Except that (to the public) raw video can mean unedited footage, versus the industry meaning of unprocessed.
Fair point, though I doubt anyone would confuse the prior encoded video stream with the concept of edited broadcast footage.
I think this thread subtopic started with
@Boza expressing annoyance about the use of "photon count" in a discussion among the people here, who are not quite the general public. His negative reaction is really a reflection of frustration with Eon's much-discussed habit of using inflated marketing terms, the archetype being "Full Self Driving".
While "photon count" itself is less egregious, it must have prodded an already inflaned nerve. Fired off some BS-detection neurons in his Annoyance Cortex.
Amps are electron count
Moles are molecule count
CCD values are photon count
I get what you're saying there too, but with respect and since we're analyzing terms:
Coulombs represent electron* count i.e. charge. Amps represent current, the flow of said charge over time.
* electrons or sometimes holes or, in other contexrs, sometimes protons or the space-charge capacity in a volume of material, etc.(Just trying to "insulate" my comment against further levels of pounce, as measured by Disagree Count!)

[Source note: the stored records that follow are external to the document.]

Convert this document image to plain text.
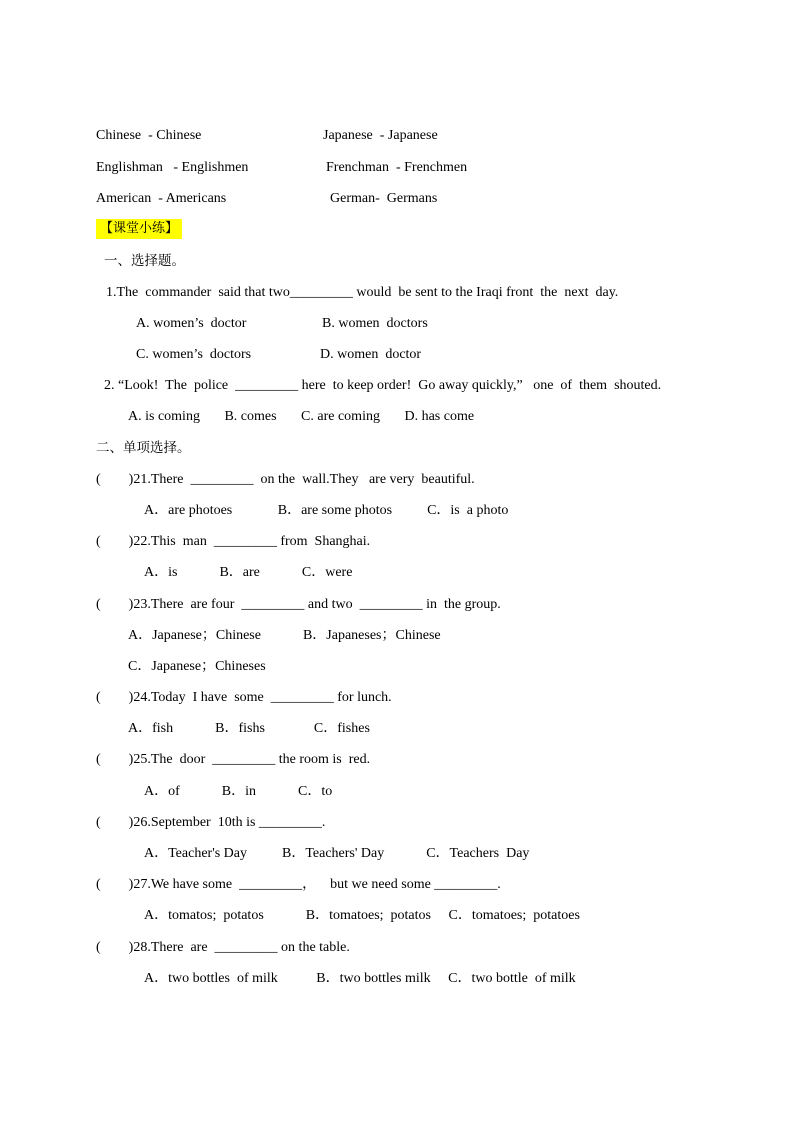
Chinese  - Chinese	Japanese  - Japanese
Englishman   - Englishmen	Frenchman  - Frenchmen
American  - Americans	German-  Germans
【课堂小练】
一、选择题。
1.The  commander  said that two_________ would  be sent to the Iraqi front  the  next  day.
A. women’s  doctor	B. women  doctors
C. women’s  doctors	D. women  doctor
2. “Look!  The  police  _________ here  to keep order!  Go away quickly,”   one  of  them  shouted.
A. is coming       B. comes       C. are coming       D. has come
二、单项选择。
(        )21.There  _________  on the  wall.They   are very  beautiful.
A．are photoes             B．are some photos          C．is  a photo
(        )22.This  man  _________ from  Shanghai.
A．is            B．are            C．were
(        )23.There  are four  _________ and two  _________ in  the group.
A．Japanese；Chinese            B．Japaneses；Chinese
C．Japanese；Chineses
(        )24.Today  I have  some  _________ for lunch.
A．fish            B．fishs              C．fishes
(        )25.The  door  _________ the room is  red.
A．of            B．in            C．to
(        )26.September  10th is _________.
A．Teacher's Day          B．Teachers' Day            C．Teachers  Day
(        )27.We have some  _________，    but we need some _________.
A．tomatos;  potatos            B．tomatoes;  potatos     C．tomatoes;  potatoes
(        )28.There  are  _________ on the table.
A．two bottles  of milk           B．two bottles milk     C．two bottle  of milk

CCDs (which I think are not used in these cameras) and CMOS Image sensors (which are) both accumulate electric charge approximately 1 for 1 as a result of the incident photons, hence the photon-count reference. I think physics textbooks would use
n for the count itself, but it turns into Coulombs of charge in the pixel well, causing a proportional voltage that we consider the relevant stimulus for the CMOS transistors.

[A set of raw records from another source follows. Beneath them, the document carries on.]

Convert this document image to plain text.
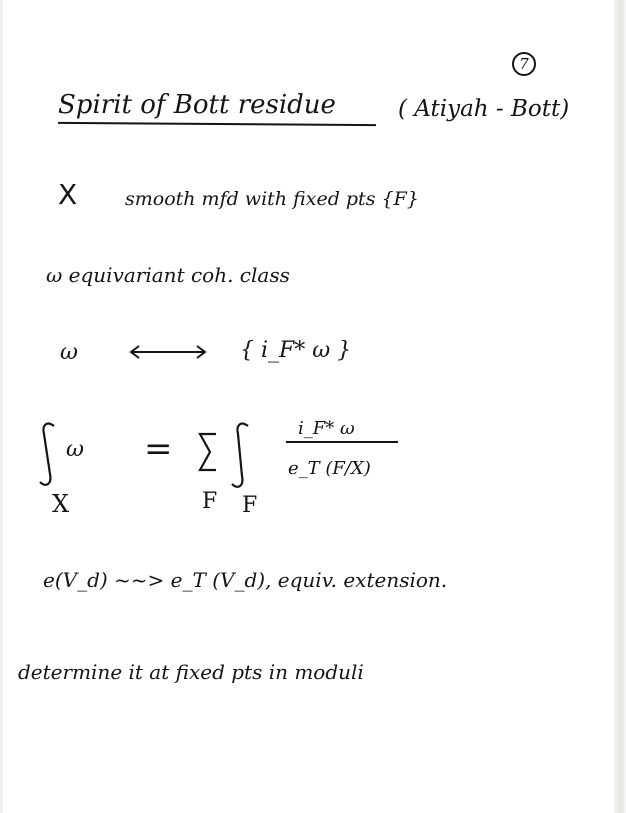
7
Spirit of Bott residue	( Atiyah - Bott)
X	smooth mfd with fixed pts {F}
ω equivariant coh. class
ω	{ i_F* ω }
ω
X
=
F F
i_F* ω
e_T (F/X)
e(V_d) ~~> e_T (V_d), equiv. extension.
determine it at fixed pts in moduli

(Edit: apologies that I wrote Joules instead of Coulombs the first time I posted this, another error on my part now corrected)
Bottom line: Photon Count isn't wrong, it only feels wrong if it's used to imply something unique or innovative, as if Tesla made some kind of fundamental image-capture breakthrough. This false implication would constitute the BS that
@Boza attacked. I've seen it plastered across those clickbait YouTube snapshots.
What Tesla did, which is a perfectly real and notable improvement over the prior architecture, was to remove a layer of digital video processing that helps captured images look more natural to humans, but takes time and loses some information in the process. Note that said processing layer is still there in the feed to the on-screen image display and in stored clips, but it no longer exists between the camera feed and the NN scene processor.